Archaeologists found the building in front of the medieval fortified wall of the seaside town of Sozopol, according to Bozhidar Dimitrov, director of Bulgaria’s National History Museum.
It is a little-known fact that Antinous was associated in a gay context with the classical god of the seas, called Poseidon by the Greeks and Neptune by the Romans.
Coins minted by a priest of Antinous at Corinth named Hostilius Marcellus (from whom our own Uendi Hostilia Marcella takes her priestly name) show Antinous as Neptune/Poseidon.
It is a reference to the myth that Poseidon became enthralled with another marine male deity, Nerites, who was said to be the handsomest of all males on Earth, in the Heavens or in the Seas.
The sexual union of Poseidon and Nerites produced Anteros, god of requited love.
In those days, few people could read or write, but everyone knew these myths. So anyone who held one of these Antinous/Poseidon coins could "read" the gay symbolism.
So any discovery concerning Neptune/Poseidon is of great interest to us, since the dig could ultimately reveal Antinous-related artefacts.
At the Sozopol site, Dimitrov said that the numerous pieces of marble found during excavations indicate that the temple was destroyed after the declaration of Christianity as the official religion of the Roman empire in 330 AD.
The structure was partially pulled down and partially reconfigured as a Christian house of worship dedicated to a Christian saint, whose iconography was similar to that of the ancient god Neptune.

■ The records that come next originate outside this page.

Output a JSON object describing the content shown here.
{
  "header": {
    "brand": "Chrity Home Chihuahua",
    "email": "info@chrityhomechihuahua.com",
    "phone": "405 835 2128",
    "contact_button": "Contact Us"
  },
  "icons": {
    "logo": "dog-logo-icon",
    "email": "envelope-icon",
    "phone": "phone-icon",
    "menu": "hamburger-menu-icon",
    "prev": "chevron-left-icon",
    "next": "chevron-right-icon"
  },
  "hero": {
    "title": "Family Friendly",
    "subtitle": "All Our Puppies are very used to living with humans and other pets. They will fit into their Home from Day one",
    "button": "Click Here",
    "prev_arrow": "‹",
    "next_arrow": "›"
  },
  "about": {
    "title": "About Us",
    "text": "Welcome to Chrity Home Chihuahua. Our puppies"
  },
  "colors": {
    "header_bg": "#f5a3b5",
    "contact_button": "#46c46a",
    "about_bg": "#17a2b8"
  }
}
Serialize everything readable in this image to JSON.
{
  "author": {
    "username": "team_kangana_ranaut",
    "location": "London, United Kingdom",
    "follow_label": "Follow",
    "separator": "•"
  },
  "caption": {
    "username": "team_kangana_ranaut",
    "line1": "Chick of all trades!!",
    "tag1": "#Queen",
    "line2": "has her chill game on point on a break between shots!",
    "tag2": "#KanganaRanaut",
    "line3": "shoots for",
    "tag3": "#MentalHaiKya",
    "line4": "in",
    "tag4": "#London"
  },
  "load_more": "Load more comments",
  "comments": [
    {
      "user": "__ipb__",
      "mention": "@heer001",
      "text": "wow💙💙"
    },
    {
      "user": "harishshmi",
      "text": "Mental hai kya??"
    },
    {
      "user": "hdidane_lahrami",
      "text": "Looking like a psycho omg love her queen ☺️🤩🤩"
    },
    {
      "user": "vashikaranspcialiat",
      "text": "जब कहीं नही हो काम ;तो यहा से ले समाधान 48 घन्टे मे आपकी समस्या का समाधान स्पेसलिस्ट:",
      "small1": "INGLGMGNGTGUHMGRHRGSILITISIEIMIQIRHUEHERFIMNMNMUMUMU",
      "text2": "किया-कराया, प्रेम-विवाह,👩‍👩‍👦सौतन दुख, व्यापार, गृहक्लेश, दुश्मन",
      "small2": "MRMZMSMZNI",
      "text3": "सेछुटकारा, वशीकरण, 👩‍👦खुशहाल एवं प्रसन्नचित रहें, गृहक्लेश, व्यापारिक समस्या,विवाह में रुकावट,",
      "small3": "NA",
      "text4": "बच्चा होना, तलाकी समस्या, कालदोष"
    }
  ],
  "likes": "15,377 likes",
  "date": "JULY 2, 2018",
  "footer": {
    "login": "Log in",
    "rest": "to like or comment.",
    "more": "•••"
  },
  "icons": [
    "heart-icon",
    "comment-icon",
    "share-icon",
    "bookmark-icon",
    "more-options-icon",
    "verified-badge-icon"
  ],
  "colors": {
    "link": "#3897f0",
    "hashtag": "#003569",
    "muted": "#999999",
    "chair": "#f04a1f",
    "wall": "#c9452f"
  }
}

Dimitrov said that in Sozopol, there was a simiar example of how a temple to the Thracian horseman in the centre of the old town was converted into a church dedicated to Saint George, riding a horse to slay a demon dragon.
He said, according to a report by local news agency Focus, that in the case of the temple to Neptune – the god of the sea – the time of its destruction saw the building of a Christian church a very short distance away, dedicated to Saint Nicholas, the patron saint of fishermen and sailors.
The statement about one of the latest archaeological finds in Sozopol is the town’s newest headline-maker on the archaeological front this year.
In the early summer archaeologists found a skeleton staked post-mortem to prevent the deceased from rising as a vampire at Sozopol.
In September, archaeologists made another unusual find in the skeleton of a man who appears to have been such an inveterate gambler that he took his knucklebones to the grave, perhaps in hopes of winning his freedom by challenging Hades to a game of chance.
The skeleton has been provisionally dated to the 5th Century BC. As part of the funeral rites, the deceased was buried with a Greek dish that had 80 astragaloi – roughly cubic-shaped ship ankle bones used for gambling in the ancient times.
In August, it emerged that an ancient incense vessel in the shape of a bull’s head, estimated to date from the 6th Century BC, had been found by archaeologists on St Kirik island off Sozopol. The discovery was made on the last hour of the last day of the 2012 summer archaeological season in Bulgaria.